Moody's Investors Service has changed its rating outlook for HSBC Bank China from "stable" to "negative" after doing the same to its parent earlier in the week, as the bank faces a difficult operating environment amid civil unrest in Hong Kong and the US-China trade war.
The change to negative means the ratings on HSBC units are unlikely to be upgraded, Moody's explained in a statement released on Thursday.
However, it said there is no change to the A1 rating of HSBC China's long-term foreign and local currency issuers and deposit ratings. It said these enjoyed a "very high level of affiliate support from the parent in times of need, and are aligned with the parent's baseline credit assessment (BCA).
"Therefore, any changes in the parent's ability to provide support to the bank, as reflected by a change in the parent's BCA, could negatively impact the bank."
Moody's on Tuesday changed the rating outlook of the Hongkong and Shanghai Banking Corp, the wholly owned subsidiary of HSBC and the largest lender in Hong Kong, from "stable" to "negative". It did the same to its subsidiary Hang Seng Bank, which is also a large retail bank in Hong Kong.
The rating agency, however, kept both banks' deposit ratings at Aa2/P-1 citing their sound asset quality and prudent risk management.
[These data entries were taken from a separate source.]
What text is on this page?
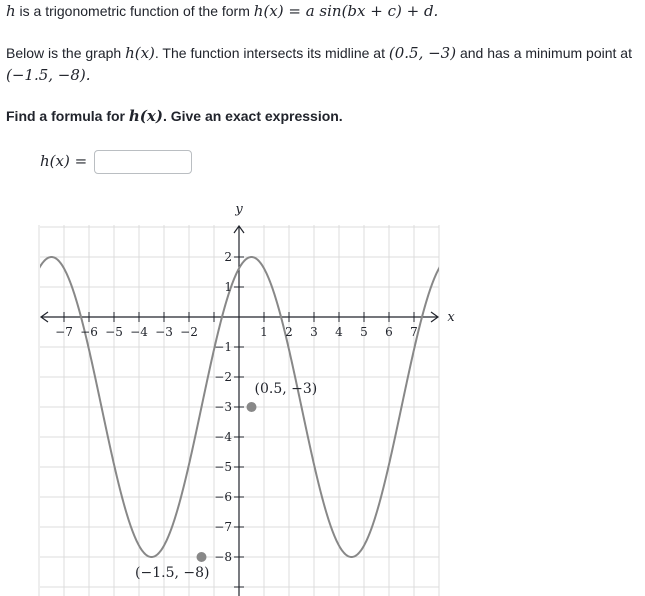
h is a trigonometric function of the form h(x) = a sin(bx + c) + d.
Below is the graph h(x). The function intersects its midline at (0.5, −3) and has a minimum point at
(−1.5, −8).
Find a formula for h(x). Give an exact expression.
h(x) =
−7 −6 −5 −4 −3 −2	1 2 3 4 5 6 7
2
1
−1
−2
−3
−4
−5
−6
−7
−8
x
y
(0.5, −3)
(−1.5, −8)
But it changed their outlook to negative because of the challenging operating environment in Hong Kong and the rest of Asia, which contributes most of HSBC's profit.
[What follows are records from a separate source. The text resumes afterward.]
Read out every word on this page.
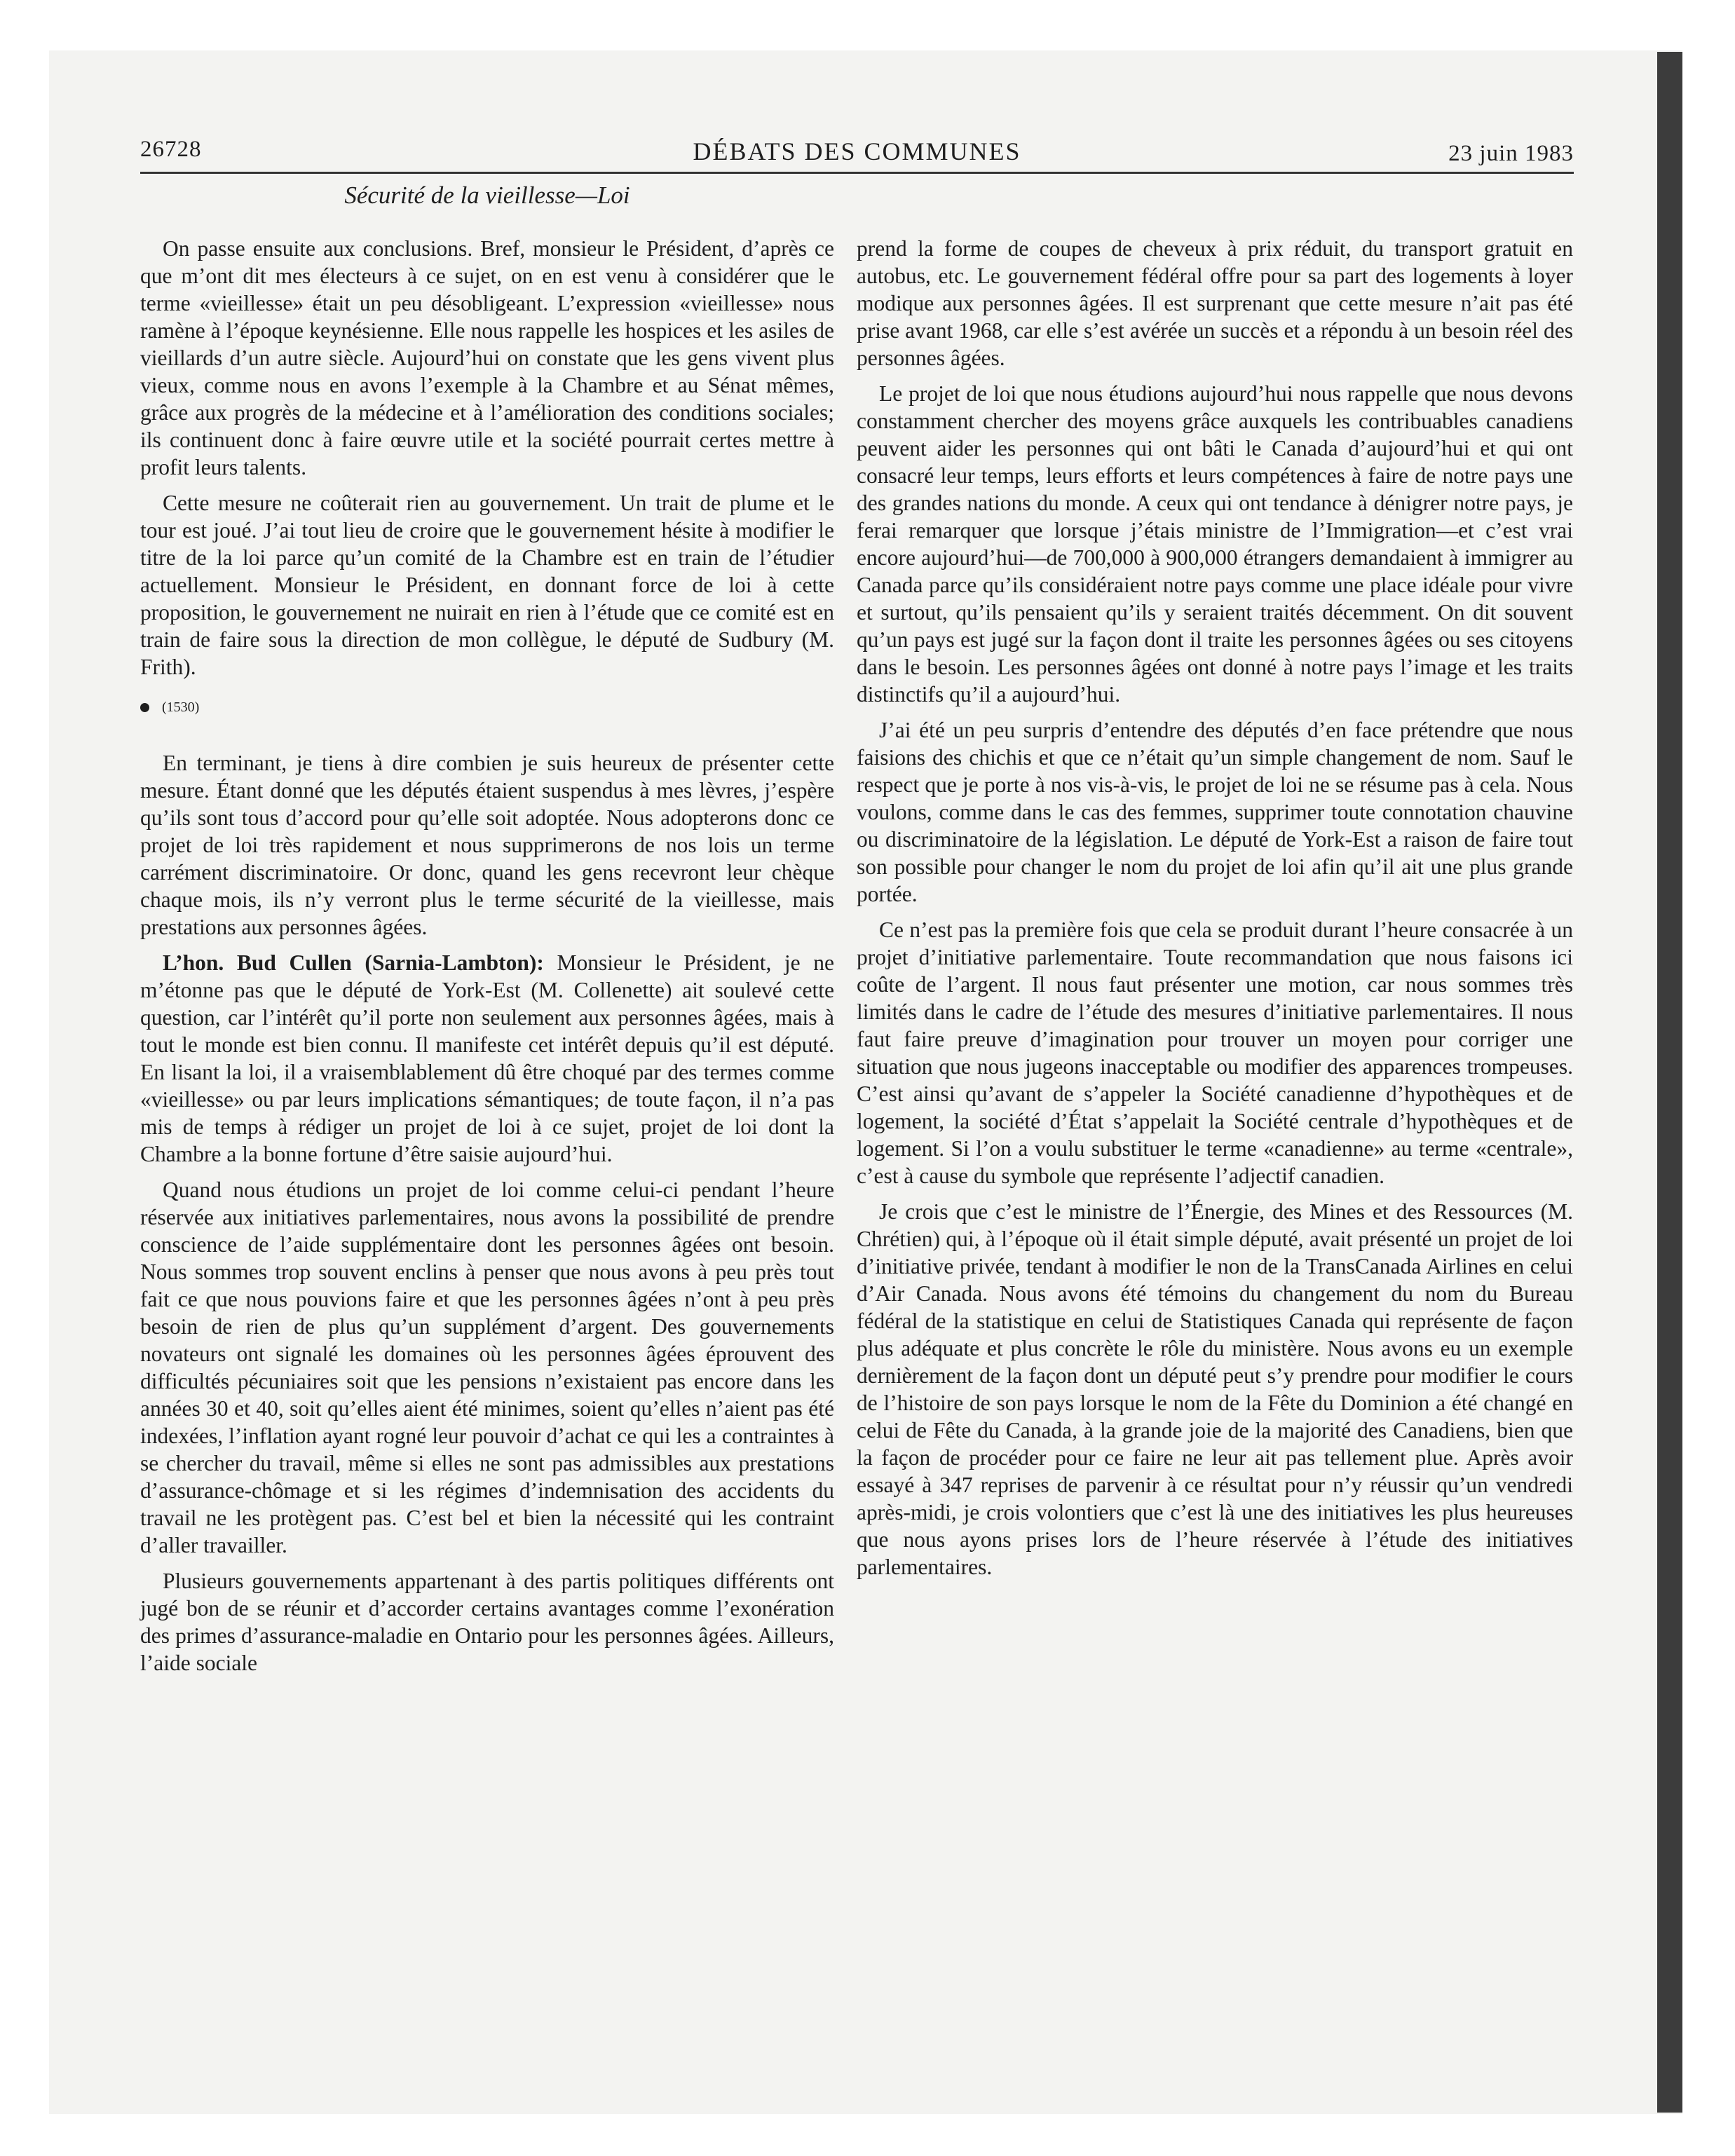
26728	DÉBATS DES COMMUNES	23 juin 1983
Sécurité de la vieillesse—Loi

On passe ensuite aux conclusions. Bref, monsieur le Président, d’après ce que m’ont dit mes électeurs à ce sujet, on en est venu à considérer que le terme «vieillesse» était un peu désobligeant. L’expression «vieillesse» nous ramène à l’époque keynésienne. Elle nous rappelle les hospices et les asiles de vieillards d’un autre siècle. Aujourd’hui on constate que les gens vivent plus vieux, comme nous en avons l’exemple à la Chambre et au Sénat mêmes, grâce aux progrès de la médecine et à l’amélioration des conditions sociales; ils continuent donc à faire œuvre utile et la société pourrait certes mettre à profit leurs talents.

Cette mesure ne coûterait rien au gouvernement. Un trait de plume et le tour est joué. J’ai tout lieu de croire que le gouvernement hésite à modifier le titre de la loi parce qu’un comité de la Chambre est en train de l’étudier actuellement. Monsieur le Président, en donnant force de loi à cette proposition, le gouvernement ne nuirait en rien à l’étude que ce comité est en train de faire sous la direction de mon collègue, le député de Sudbury (M. Frith).

(1530)

En terminant, je tiens à dire combien je suis heureux de présenter cette mesure. Étant donné que les députés étaient suspendus à mes lèvres, j’espère qu’ils sont tous d’accord pour qu’elle soit adoptée. Nous adopterons donc ce projet de loi très rapidement et nous supprimerons de nos lois un terme carrément discriminatoire. Or donc, quand les gens recevront leur chèque chaque mois, ils n’y verront plus le terme sécurité de la vieillesse, mais prestations aux personnes âgées.

L’hon. Bud Cullen (Sarnia-Lambton): Monsieur le Président, je ne m’étonne pas que le député de York-Est (M. Collenette) ait soulevé cette question, car l’intérêt qu’il porte non seulement aux personnes âgées, mais à tout le monde est bien connu. Il manifeste cet intérêt depuis qu’il est député. En lisant la loi, il a vraisemblablement dû être choqué par des termes comme «vieillesse» ou par leurs implications sémantiques; de toute façon, il n’a pas mis de temps à rédiger un projet de loi à ce sujet, projet de loi dont la Chambre a la bonne fortune d’être saisie aujourd’hui.

Quand nous étudions un projet de loi comme celui-ci pendant l’heure réservée aux initiatives parlementaires, nous avons la possibilité de prendre conscience de l’aide supplémentaire dont les personnes âgées ont besoin. Nous sommes trop souvent enclins à penser que nous avons à peu près tout fait ce que nous pouvions faire et que les personnes âgées n’ont à peu près besoin de rien de plus qu’un supplément d’argent. Des gouvernements novateurs ont signalé les domaines où les personnes âgées éprouvent des difficultés pécuniaires soit que les pensions n’existaient pas encore dans les années 30 et 40, soit qu’elles aient été minimes, soient qu’elles n’aient pas été indexées, l’inflation ayant rogné leur pouvoir d’achat ce qui les a contraintes à se chercher du travail, même si elles ne sont pas admissibles aux prestations d’assurance-chômage et si les régimes d’indemnisation des accidents du travail ne les protègent pas. C’est bel et bien la nécessité qui les contraint d’aller travailler.

Plusieurs gouvernements appartenant à des partis politiques différents ont jugé bon de se réunir et d’accorder certains avantages comme l’exonération des primes d’assurance-maladie en Ontario pour les personnes âgées. Ailleurs, l’aide sociale

prend la forme de coupes de cheveux à prix réduit, du transport gratuit en autobus, etc. Le gouvernement fédéral offre pour sa part des logements à loyer modique aux personnes âgées. Il est surprenant que cette mesure n’ait pas été prise avant 1968, car elle s’est avérée un succès et a répondu à un besoin réel des personnes âgées.

Le projet de loi que nous étudions aujourd’hui nous rappelle que nous devons constamment chercher des moyens grâce auxquels les contribuables canadiens peuvent aider les personnes qui ont bâti le Canada d’aujourd’hui et qui ont consacré leur temps, leurs efforts et leurs compétences à faire de notre pays une des grandes nations du monde. A ceux qui ont tendance à dénigrer notre pays, je ferai remarquer que lorsque j’étais ministre de l’Immigration—et c’est vrai encore aujourd’hui—de 700,000 à 900,000 étrangers demandaient à immigrer au Canada parce qu’ils considéraient notre pays comme une place idéale pour vivre et surtout, qu’ils pensaient qu’ils y seraient traités décemment. On dit souvent qu’un pays est jugé sur la façon dont il traite les personnes âgées ou ses citoyens dans le besoin. Les personnes âgées ont donné à notre pays l’image et les traits distinctifs qu’il a aujourd’hui.

J’ai été un peu surpris d’entendre des députés d’en face prétendre que nous faisions des chichis et que ce n’était qu’un simple changement de nom. Sauf le respect que je porte à nos vis-à-vis, le projet de loi ne se résume pas à cela. Nous voulons, comme dans le cas des femmes, supprimer toute connotation chauvine ou discriminatoire de la législation. Le député de York-Est a raison de faire tout son possible pour changer le nom du projet de loi afin qu’il ait une plus grande portée.

Ce n’est pas la première fois que cela se produit durant l’heure consacrée à un projet d’initiative parlementaire. Toute recommandation que nous faisons ici coûte de l’argent. Il nous faut présenter une motion, car nous sommes très limités dans le cadre de l’étude des mesures d’initiative parlementaires. Il nous faut faire preuve d’imagination pour trouver un moyen pour corriger une situation que nous jugeons inacceptable ou modifier des apparences trompeuses. C’est ainsi qu’avant de s’appeler la Société canadienne d’hypothèques et de logement, la société d’État s’appelait la Société centrale d’hypothèques et de logement. Si l’on a voulu substituer le terme «canadienne» au terme «centrale», c’est à cause du symbole que représente l’adjectif canadien.

Je crois que c’est le ministre de l’Énergie, des Mines et des Ressources (M. Chrétien) qui, à l’époque où il était simple député, avait présenté un projet de loi d’initiative privée, tendant à modifier le non de la TransCanada Airlines en celui d’Air Canada. Nous avons été témoins du changement du nom du Bureau fédéral de la statistique en celui de Statistiques Canada qui représente de façon plus adéquate et plus concrète le rôle du ministère. Nous avons eu un exemple dernièrement de la façon dont un député peut s’y prendre pour modifier le cours de l’histoire de son pays lorsque le nom de la Fête du Dominion a été changé en celui de Fête du Canada, à la grande joie de la majorité des Canadiens, bien que la façon de procéder pour ce faire ne leur ait pas tellement plue. Après avoir essayé à 347 reprises de parvenir à ce résultat pour n’y réussir qu’un vendredi après-midi, je crois volontiers que c’est là une des initiatives les plus heureuses que nous ayons prises lors de l’heure réservée à l’étude des initiatives parlementaires.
"Recurring protests in Hong Kong are undermining consumption and inbound tourism. Meanwhile, elevated trade tensions between the US and mainland China have led to increased economic uncertainty in the region," Moody's said in a statement. "Both developments will put pressure on the bank's asset quality and profitability, and weigh negatively on Moody's assessment of the bank's BCA."
The change in Hang Seng Bank's outlook was also a result of the slowdown in economic growth in Hong Kong, and the expected impact on the bank's asset quality and profitability, Moody's added.
Moody's said, however, that both HSBC and Hang Seng Bank's problem-loan ratios were low, at just 0.5 per cent and 0.2 per cent respectively in the first half of this year.
"Lending to the small-and-medium-sized enterprises in the retail, restaurant and hospitality sectors, which are most impacted by the protests, account for a relatively modest proportion of the two banks' overall lending in Hong Kong," Moody's added. More than half of both banks' lending is to the real estate sector, which carries low credit risks, it said.
Both HSBC and Hang Seng Bank declined to comment on Moody's decision.
Louis Tse Ming-kwong, managing director of VC Asset Management, disagreed with the move by the ratings agency.
"Moody's decision to change the outlook of HSBC and Hang Seng Bank is short-sighted," he said. "There are protests everywhere, while Hong Kong is not alone. The financial market and banking sector has held up well, and investors are still investing in the city for the long-term growth. The outlook of HSBC and Hang Seng Bank are positive for the longer term."